Am 19. Juli 1937 trat er eine Stelle als Kriminalkommissaranwärter bei der Kriminalpolizeileitstelle Breslau an. 1938 nahm er an einer zweimonatigen Reserveübung bei der Wehrmacht teil, wobei er den Dienstgrad eines Wachtmeisters der Reserve und Offiziersanwärters hatte. Seit Juni 1941 gehörte er der Sicherheitspolizei Breslau an. Am 13. August 1942 wurde zum Einsatz in die Sowjetunion bei der Einsatzgruppe C in Kiew berufen. Danach erfolgte seine Versetzung Anfang September zum Einsatzkommando 6 nach Rostow. Am 15. September 1942 übernahm er bis zum Januar 1943 die Führung eines Teilkommandos bei Schachty. Dort leitete er die Erschießungen von Juden an einem Kohlenschacht.[3] Im Februar 1943 übernahm er in Mariupol die Ausbildung einheimischer Hilfswilliger (Hiwis). Diese führte er nach der Ausbildung ab März 1943 bei Kämpfen gegen Partisanen im Gebiet der Pripjetsümpfe. Im Jahre 1944 wurde er nach Riga versetzt, wo er als Nachfolger Fritz Zietlows das Sonderkommando 1005 B (SK 1005 B) leitete.[3] Nach Auflösung des SK 1005 B war er sechs Monate in der Einsatzgruppe "Iltis" im Grenzgebiet von Österreich und Jugoslawien Führer eines Teilkommandos zur Partisanenbekämpfung.

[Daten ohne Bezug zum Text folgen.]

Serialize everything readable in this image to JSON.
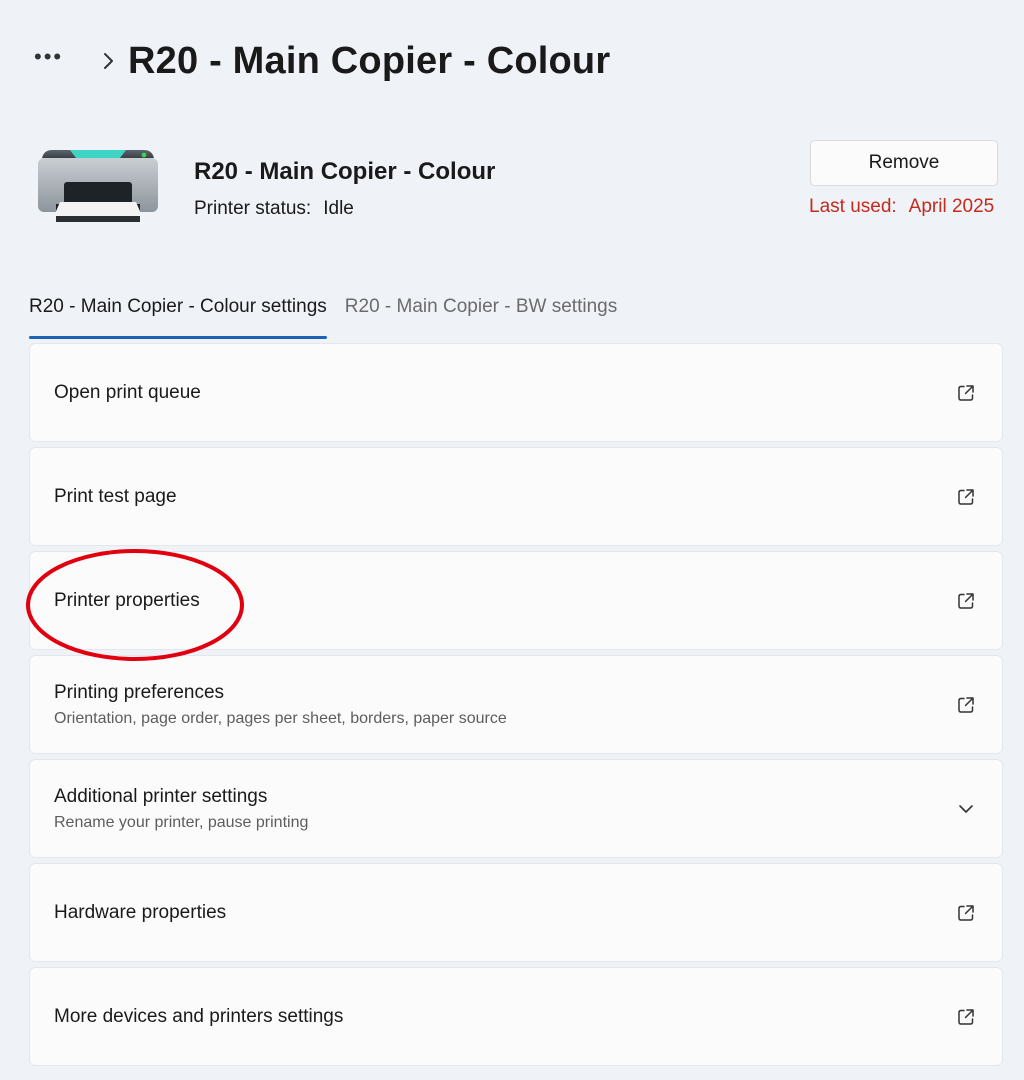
{
  "breadcrumb": {
    "more_label": "•••",
    "title": "R20 - Main Copier - Colour"
  },
  "printer": {
    "name": "R20 - Main Copier - Colour",
    "status_label": "Printer status:",
    "status_value": "Idle",
    "remove_label": "Remove",
    "last_used_label": "Last used:",
    "last_used_value": "April 2025"
  },
  "tabs": [
    {
      "label": "R20 - Main Copier - Colour settings",
      "active": true
    },
    {
      "label": "R20 - Main Copier - BW settings",
      "active": false
    }
  ],
  "rows": [
    {
      "label": "Open print queue",
      "description": "",
      "icon": "external-link-icon"
    },
    {
      "label": "Print test page",
      "description": "",
      "icon": "external-link-icon"
    },
    {
      "label": "Printer properties",
      "description": "",
      "icon": "external-link-icon"
    },
    {
      "label": "Printing preferences",
      "description": "Orientation, page order, pages per sheet, borders, paper source",
      "icon": "external-link-icon"
    },
    {
      "label": "Additional printer settings",
      "description": "Rename your printer, pause printing",
      "icon": "chevron-down-icon"
    },
    {
      "label": "Hardware properties",
      "description": "",
      "icon": "external-link-icon"
    },
    {
      "label": "More devices and printers settings",
      "description": "",
      "icon": "external-link-icon"
    }
  ],
  "colors": {
    "accent": "#1c63b8",
    "last_used": "#c42b1c",
    "annotation": "#e0000f"
  }
}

Am 11. Mai 1945 geriet Helfsgott in englische Gefangenschaft, wobei er in Italien interniert wurde.[3] Im Juni 1947 wurde er aus der Kriegsgefangenschaft entlassen. Nach einem Spruchkammerverfahren wurde er in Lüneburg 1949 als „entlastet“ entnazifiziert (Gruppe V). Nach erfolgter Entnazifizierung bewarb er sich noch im August 1949 erfolglos um Einstellung bei der Kriminalpolizei in Düsseldorf und berief sich dabei unter anderem auf den Leiter des LKA in NRW Friederich D’heil, mit dem er bereits in Breslau zusammengearbeitet hatte. Dieser wies einen anderen ehemaligen Breslauer Kriminalbeamten an, Helfsgott ein gutes Leumundszeunis auszustellen, dem schließlich bescheinigt wurde, nicht NS-belastet zu sein. Aufgrund mangelnder Planstellen kam es jedoch nicht zu einer Einstellung bei der Düsseldorfer Kriminalpolizei, auch nicht als Folge einer kurz darauf erfolgten erneuten Bewerbung.[4]

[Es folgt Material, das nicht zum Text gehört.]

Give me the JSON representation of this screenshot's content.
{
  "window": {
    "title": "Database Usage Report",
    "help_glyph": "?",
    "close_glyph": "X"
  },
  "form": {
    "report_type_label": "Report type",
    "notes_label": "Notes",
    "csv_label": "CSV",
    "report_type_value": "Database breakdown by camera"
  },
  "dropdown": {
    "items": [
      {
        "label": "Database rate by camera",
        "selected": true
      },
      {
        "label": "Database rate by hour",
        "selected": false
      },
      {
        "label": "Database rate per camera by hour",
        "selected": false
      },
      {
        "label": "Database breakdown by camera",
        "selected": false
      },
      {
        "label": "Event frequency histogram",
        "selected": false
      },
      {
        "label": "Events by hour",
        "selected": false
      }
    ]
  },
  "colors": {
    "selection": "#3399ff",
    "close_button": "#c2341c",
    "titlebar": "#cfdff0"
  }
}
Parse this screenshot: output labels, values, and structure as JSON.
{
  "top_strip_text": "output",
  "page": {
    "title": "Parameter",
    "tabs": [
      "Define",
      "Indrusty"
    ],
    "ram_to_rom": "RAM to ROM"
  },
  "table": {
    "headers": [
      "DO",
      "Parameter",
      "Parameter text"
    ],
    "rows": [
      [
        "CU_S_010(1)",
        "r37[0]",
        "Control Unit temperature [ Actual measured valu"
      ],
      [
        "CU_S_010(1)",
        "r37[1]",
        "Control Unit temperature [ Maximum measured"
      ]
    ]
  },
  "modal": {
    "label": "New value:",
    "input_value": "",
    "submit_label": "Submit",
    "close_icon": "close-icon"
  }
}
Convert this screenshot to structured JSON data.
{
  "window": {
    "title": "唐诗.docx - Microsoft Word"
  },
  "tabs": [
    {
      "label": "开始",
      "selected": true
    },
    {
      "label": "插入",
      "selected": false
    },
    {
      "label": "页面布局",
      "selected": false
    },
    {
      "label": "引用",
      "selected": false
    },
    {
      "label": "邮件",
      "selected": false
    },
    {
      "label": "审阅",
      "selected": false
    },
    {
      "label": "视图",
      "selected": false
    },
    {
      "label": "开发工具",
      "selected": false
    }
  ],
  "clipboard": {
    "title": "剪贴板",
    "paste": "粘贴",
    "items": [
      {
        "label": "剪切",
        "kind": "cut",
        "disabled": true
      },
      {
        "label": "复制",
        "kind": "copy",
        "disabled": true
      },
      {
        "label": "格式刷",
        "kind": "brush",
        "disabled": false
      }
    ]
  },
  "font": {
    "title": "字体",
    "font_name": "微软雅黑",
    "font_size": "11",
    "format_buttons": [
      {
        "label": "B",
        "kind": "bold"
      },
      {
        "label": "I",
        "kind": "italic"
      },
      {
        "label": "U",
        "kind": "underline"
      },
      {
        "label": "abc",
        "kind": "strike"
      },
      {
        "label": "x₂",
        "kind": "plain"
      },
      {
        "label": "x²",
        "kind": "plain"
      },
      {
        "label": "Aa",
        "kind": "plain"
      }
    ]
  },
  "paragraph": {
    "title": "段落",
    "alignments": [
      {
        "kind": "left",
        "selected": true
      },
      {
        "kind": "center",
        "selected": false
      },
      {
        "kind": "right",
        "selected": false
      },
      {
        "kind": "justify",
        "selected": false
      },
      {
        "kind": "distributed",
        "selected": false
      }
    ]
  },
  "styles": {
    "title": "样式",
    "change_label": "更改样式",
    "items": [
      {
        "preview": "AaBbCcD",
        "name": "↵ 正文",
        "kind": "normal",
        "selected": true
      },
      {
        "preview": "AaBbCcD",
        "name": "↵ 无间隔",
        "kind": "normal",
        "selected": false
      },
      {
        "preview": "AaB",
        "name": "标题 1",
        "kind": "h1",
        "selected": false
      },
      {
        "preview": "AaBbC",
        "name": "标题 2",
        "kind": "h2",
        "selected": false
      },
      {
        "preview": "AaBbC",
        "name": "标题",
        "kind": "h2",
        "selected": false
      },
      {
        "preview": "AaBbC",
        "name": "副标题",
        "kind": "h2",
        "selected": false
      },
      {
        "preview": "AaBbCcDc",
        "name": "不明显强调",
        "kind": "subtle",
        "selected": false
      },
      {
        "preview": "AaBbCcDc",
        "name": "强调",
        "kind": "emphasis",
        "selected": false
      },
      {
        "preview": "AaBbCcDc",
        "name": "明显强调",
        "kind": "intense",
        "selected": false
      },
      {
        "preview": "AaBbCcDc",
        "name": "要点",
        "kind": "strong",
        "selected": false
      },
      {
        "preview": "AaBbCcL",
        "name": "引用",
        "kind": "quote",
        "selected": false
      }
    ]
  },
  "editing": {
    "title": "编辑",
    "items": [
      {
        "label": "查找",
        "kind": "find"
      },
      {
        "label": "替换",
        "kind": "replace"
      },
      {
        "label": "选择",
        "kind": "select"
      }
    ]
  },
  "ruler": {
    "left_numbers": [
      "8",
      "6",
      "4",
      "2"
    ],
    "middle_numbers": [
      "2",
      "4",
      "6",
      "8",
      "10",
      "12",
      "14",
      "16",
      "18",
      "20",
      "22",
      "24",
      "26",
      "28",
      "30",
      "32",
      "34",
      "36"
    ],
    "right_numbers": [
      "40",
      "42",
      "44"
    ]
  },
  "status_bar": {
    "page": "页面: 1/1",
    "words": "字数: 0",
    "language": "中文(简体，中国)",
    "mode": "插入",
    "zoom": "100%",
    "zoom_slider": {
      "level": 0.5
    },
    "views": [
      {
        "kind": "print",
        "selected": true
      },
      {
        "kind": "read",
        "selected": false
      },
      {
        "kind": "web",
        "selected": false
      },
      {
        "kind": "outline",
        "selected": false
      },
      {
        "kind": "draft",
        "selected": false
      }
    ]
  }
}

Helfsgott bestritt seinen Lebensunterhalt bei einer Versicherung als Vertreter für Werbung. In Burgdorf wurde er Geschäftsführer eines Einzelhandelsverbandes. Vom November 1951 bis November 1954 arbeitete er für die Firma Siegert & Co. GmbH in Hamburg.[3] Von November 1950 bis 30. November 1954 war er als V-Mann für die Organisation Gehlen im Raum Hamburg tätig. Ihm gelang 1954 der Wiedereintritt in den Polizeidienst. Danach arbeitete er beim Landeskriminalamt in Düsseldorf, wo er schließlich bis zum Kriminaloberkommissar befördert wurde.[5] Er war beim LKA unter anderem als Referatsleiter für „überörtliche Verbrechensbekämpfung (Wirtschafts- u. Korruptionsdelikte)“ zuständig. Anfang der 1960er Jahre kam es zu Ermittlungen sowie Vernehmungen wegen seiner Verbrechen mit dem Sonderkommando 1005b und als ehemaliger Teilkommandoführer im Einsatzkommando 6.[4]

Am 8. Januar 1962 wurde er verhaftet und blieb bis zum 15. Dezember 1964 in Untersuchungshaft. Sein ehemaliger Kollege D’heil, der im Prozess als Zeuge gehört wurde, stellte Helfsgott ein gutes Zeugnis aus. Er gab zudem an, dass ihm bei Helfsgotts Einstellung beim LKA dessen Tätigkeit bei Einsatzkommandos im Osten nicht bekannt gewesen sei. In der Tagespresse wurde über den Prozess folgendes berichtet:[4]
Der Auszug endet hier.